Again the conversation stopped.
“I had heard that,” Rudy replied. “Maybe it’s best we don’t think about it with our food.”
“Hear, hear,” David seconded the thought.
—
Later, walking back to their carts, out of earshot of Harry, Marshall whispered to Paul, “Where does she come up with this stuff?”
Paul shook his head. “I don’t know. But it would make a hell of a story.”
The cats, on their way to the truck, took a different view.
“She should keep her mouth shut,” Mrs. Murphy grumbled.
“True. She just opens that mouth and out spills whatever.” Pewter leapt onto the truck seat as Harry opened the door. “But here’s the thing, what if a murderer, THE murderer, sitting at another table, overheard her?”
“She’s asking for trouble,” the tiger sagely meowed as Harry cut on the motor.
“If she gets in trouble, that’s one thing. But she’ll drag us through it, and that’s another,” prophesied Pewter.

August 1, 1781
“It’s so bloody hot even the mosquitoes aren’t biting,” Edward Thimble cursed.
The men had their shirts off. Sweat rolled down their chests and backs as they carefully fit thick planks onto the last bridge over the ravine.
The bridges toward the barracks, traversing the gullies and the ravine, had been constructed with a mild arch to bear more weight. The task took longer than Corporal Ix anticipated. Delays, while not uncommon in any form of building, rarely bring out the best in people. The men cursed the heat, cursed the long grinding war, and finally cursed one another.
While laying the planks took care—no large gaps should occur—it was still easier than sinking the support beams and positioning the cross beams between them. Three men had broken bones. No one had died, but the incidence of heatstroke, abrasions, and exhausted muscles took its toll.
Charles worked alongside the men. Piglet slept under a large walnut tree, where he had been told to stay. Charles wistfully looked at his dog, wishing he were sleeping there, too.
The men, American and British, knew the French had arrived at Newport, Rhode Island, good news for the rebels. Charleston, South Carolina, had been captured by the British and the Continentals were crushed at Waxhaw Creek, South Carolina.
Despite Mad Anthony Wayne’s being beaten back at Green Springs Farm, east of Charlottesville, the rebels grew more confident. The sheer landmass of the colonies, as well as the territories inland, meant the British would need to commit thousands and thousands of men for victory. And after they won, they would need thousands and thousands of men to keep the peace.
Charles, receiving scant letters from home, more from his elder brother than his father, knew that Lord North’s sufferings continued, intensifying unpopularity. His brother, much shrewder about politics than their father, wrote that sooner or later North’s government would fall.
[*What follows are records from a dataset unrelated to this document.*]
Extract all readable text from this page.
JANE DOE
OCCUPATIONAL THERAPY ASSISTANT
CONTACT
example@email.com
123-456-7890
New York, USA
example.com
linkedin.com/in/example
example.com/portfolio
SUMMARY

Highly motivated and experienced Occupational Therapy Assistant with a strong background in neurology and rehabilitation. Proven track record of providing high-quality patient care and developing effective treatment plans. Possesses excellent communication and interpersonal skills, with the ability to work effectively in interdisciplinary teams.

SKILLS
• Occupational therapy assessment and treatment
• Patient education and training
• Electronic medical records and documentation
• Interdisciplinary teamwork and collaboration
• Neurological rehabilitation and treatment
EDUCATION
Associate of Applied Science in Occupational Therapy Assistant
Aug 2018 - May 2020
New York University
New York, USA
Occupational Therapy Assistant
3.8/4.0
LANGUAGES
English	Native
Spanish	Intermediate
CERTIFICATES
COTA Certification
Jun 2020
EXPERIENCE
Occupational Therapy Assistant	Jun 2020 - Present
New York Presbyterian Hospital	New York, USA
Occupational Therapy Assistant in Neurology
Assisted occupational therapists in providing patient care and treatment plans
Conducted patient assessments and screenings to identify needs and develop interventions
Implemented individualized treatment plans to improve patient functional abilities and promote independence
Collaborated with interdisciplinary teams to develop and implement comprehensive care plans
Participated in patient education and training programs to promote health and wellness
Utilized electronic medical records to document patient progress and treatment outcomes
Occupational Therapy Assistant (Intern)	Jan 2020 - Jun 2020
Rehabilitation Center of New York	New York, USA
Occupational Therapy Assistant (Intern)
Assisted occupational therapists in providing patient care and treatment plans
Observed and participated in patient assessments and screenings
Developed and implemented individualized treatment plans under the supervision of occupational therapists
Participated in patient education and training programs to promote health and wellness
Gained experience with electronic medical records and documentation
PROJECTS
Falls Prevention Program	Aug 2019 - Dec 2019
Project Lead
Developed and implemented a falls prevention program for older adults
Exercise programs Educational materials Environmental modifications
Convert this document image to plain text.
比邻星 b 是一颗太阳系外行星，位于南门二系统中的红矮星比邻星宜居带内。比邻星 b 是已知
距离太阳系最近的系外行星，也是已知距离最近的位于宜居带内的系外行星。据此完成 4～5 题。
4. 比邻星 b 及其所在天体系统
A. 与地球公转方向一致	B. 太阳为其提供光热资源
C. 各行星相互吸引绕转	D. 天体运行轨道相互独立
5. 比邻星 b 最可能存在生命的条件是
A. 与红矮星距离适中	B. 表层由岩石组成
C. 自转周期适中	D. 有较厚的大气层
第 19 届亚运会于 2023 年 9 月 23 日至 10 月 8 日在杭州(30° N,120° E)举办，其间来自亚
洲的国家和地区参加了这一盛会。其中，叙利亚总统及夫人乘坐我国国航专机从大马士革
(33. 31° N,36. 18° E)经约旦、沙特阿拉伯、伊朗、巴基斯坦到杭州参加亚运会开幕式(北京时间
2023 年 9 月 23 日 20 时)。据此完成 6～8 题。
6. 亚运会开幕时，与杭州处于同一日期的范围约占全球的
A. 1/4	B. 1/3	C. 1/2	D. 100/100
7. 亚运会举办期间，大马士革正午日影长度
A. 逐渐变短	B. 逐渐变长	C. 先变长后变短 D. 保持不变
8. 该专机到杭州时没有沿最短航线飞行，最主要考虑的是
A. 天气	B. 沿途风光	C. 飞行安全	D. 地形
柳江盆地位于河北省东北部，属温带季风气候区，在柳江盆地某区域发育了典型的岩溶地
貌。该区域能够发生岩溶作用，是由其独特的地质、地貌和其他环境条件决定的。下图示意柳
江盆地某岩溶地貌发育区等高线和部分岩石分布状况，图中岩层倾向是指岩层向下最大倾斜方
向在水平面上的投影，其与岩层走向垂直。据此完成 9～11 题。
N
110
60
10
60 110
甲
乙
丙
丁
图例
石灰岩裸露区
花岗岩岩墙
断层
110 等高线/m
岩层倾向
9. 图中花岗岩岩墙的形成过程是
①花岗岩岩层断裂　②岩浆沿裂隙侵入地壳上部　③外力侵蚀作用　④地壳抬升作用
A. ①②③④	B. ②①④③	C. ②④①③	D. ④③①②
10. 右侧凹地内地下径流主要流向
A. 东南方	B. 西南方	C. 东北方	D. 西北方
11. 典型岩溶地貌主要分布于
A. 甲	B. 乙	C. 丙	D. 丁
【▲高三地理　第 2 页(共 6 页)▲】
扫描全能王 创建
The British people were weary of a war that was to have been swift. They didn’t much like the increased tax burdens. If the colonists wanted to go, let them. The British still held New York, Savannah, and Charleston, but they no longer controlled Philadelphia, the largest city in the New World. The victories they won had little effect upon the rebels, who kept on fighting, wearing down the invaders. Reputations were ruined; a few were made, but very few. Those men who hoped to rise from this war, receiving larger commands and financial reward from a grateful king, had long since realized little gratitude was forthcoming.